David Foster Wallace e Cannarozzo
Per tornare a Calvino, si potrebbe pensare che il suo distacco, questa specie di raffreddamento del vissuto per diventare un semplice fatto di stile, la ricerca di scrivere un’opera senza “self”, sia connaturata all’dea di “postmodernismo” trionfante. Non parliamo di sentimenti in modo diretto, ma ne parliamo tra virgolette. L’esperienza è sempre mediata dal linguaggio, tutto si riduce a codici, giochi linguistici, ecc. Poi però succedono cose come quelle di David Foster Wallace, che, per quanto si sappia che l'opera non si riduce al suo autore, rende davvero doloroso e toccante rileggere uno a caso dei suoi libri, che sono libri tristi ora che sia sa che la sua depressione e i suoi suicidi e le sue dipendenze e il suo stress da successo e il suo buco nero non erano pose da creative writing, ma squarci di dark side e di anima lacerata. E che quelle centinaia di pagine di note e tutti quei suoi pezzi di bravura erano forse veli sottilissimi stesi sul male oscuro e su anni di farmaci e sul suo altro talento, quello di tennista, così automatico e vuoto e “divino” rispetto al talento di scrittore, così pieno di autoriflessioni e metariflessioni e di decostruzioni da diventare intollerabile. E inutile, ma per noi lettori ora più che mai necessario. E cosa possiamo dire di Wallace: forse, come per Cannarozzo, che era ottenebrato dalla demenza o possiamo parlare della sovrabbondanza logica da grafomane? Poi però ecco cosa sapeva scrivere il genio con la bandana, quando ancora controllava la depressione e riusciva a fare la cosa che sapeva fare come pochi altri, essere intelligente e toccante e vero:

“Com’è spesso la procedura standard con la verità, c’è un paradosso crudele implicito. Potrebbe essere che noi spettatori, privi dei doni divini degli atleti, siamo davvero gli unici in grado di vedere, esprimere e animare l’esperienza del dono a noi negato. E che coloro i quali ricevono e mettono in pratica il dono del genio atletico debbano, di necessità, essere ciechi e muti al riguardo, e non perché la cecità e il mutismo siano il prezzo di quel dono, ma perché ne sono l’essenza”.
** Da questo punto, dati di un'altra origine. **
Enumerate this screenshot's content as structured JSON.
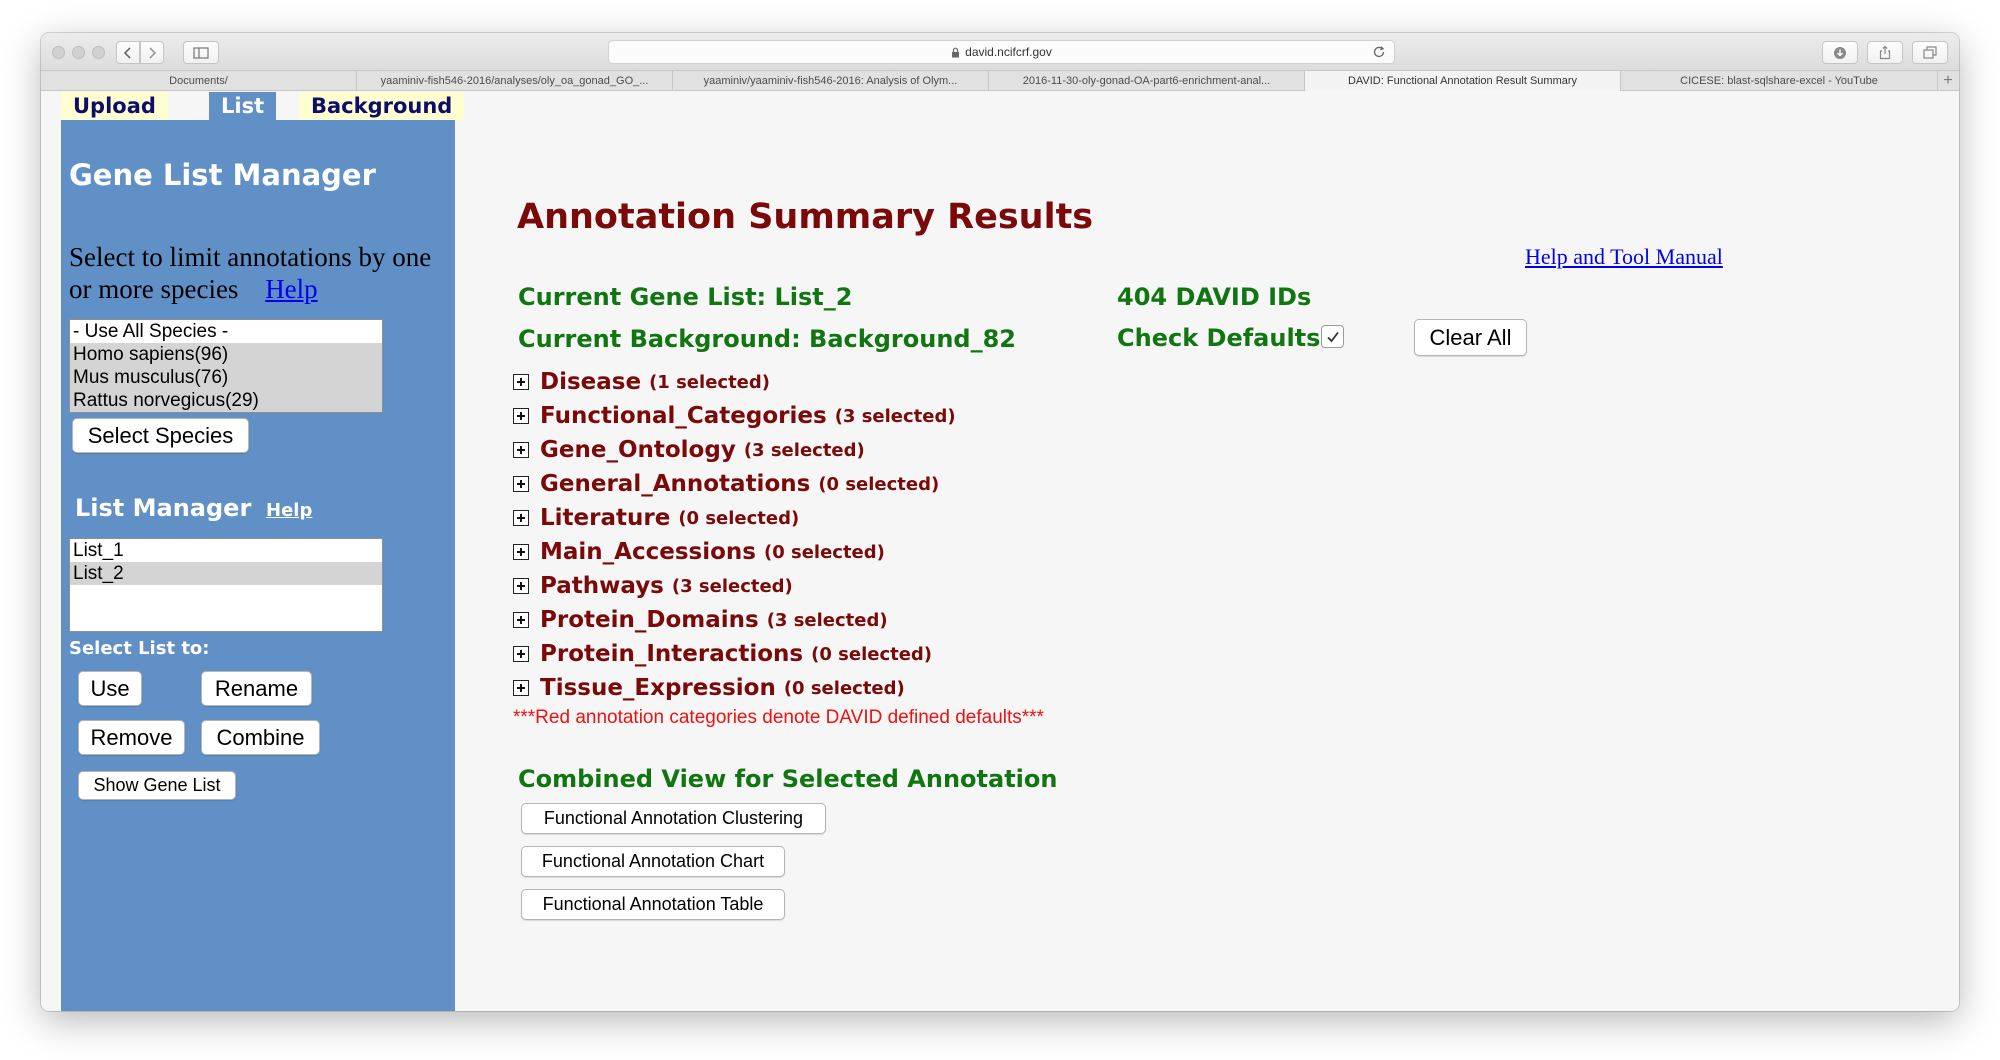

DFWPerché Tracy Austin mi ha spezzato il cuore” in Considera l’aragosta

Altri nomi
Allora, come al solito, è una questione di nomi: chi scrive è chi ha provato cose o chi ha capito cose o chi ha sentito dire cose. Scrittori che trasmettono esperienze e vissuti e sensazioni o pulsioni violente o impalpabili (Bianciardi, Murakami, Miller, Muriel Spark, Ingeborg Bachmann, FS Fitzgerald, McEwan), scrittori che creano mappe del mondo e ordinano la realtà sulla base delle loro ossessioni (Mann, Borges, Calvino, Gombrowicz, Stevenson, Nabokov, Tolkien, Bolano), scrittori ventriloqui che fanno le voci e si reggono sullo stile o sui personaggi e che scrivono un unico lunghissimo libro (Dickens, Balzac, Arbasino, Celine, Philip Roth, Joyce, Hrabal, HP Lovecraft, Wu Ming).
I grandi fanno tutte e tre le cose (Cortázar, Perec, DF Wallace, Dick, Ballard, Woolf, Gadda, Primo Levi, Bulgakov).
Poi c’è anche gente come Kafka o Melville o Flaubert o Gogol, ma questi per me vengono da un altro mondo.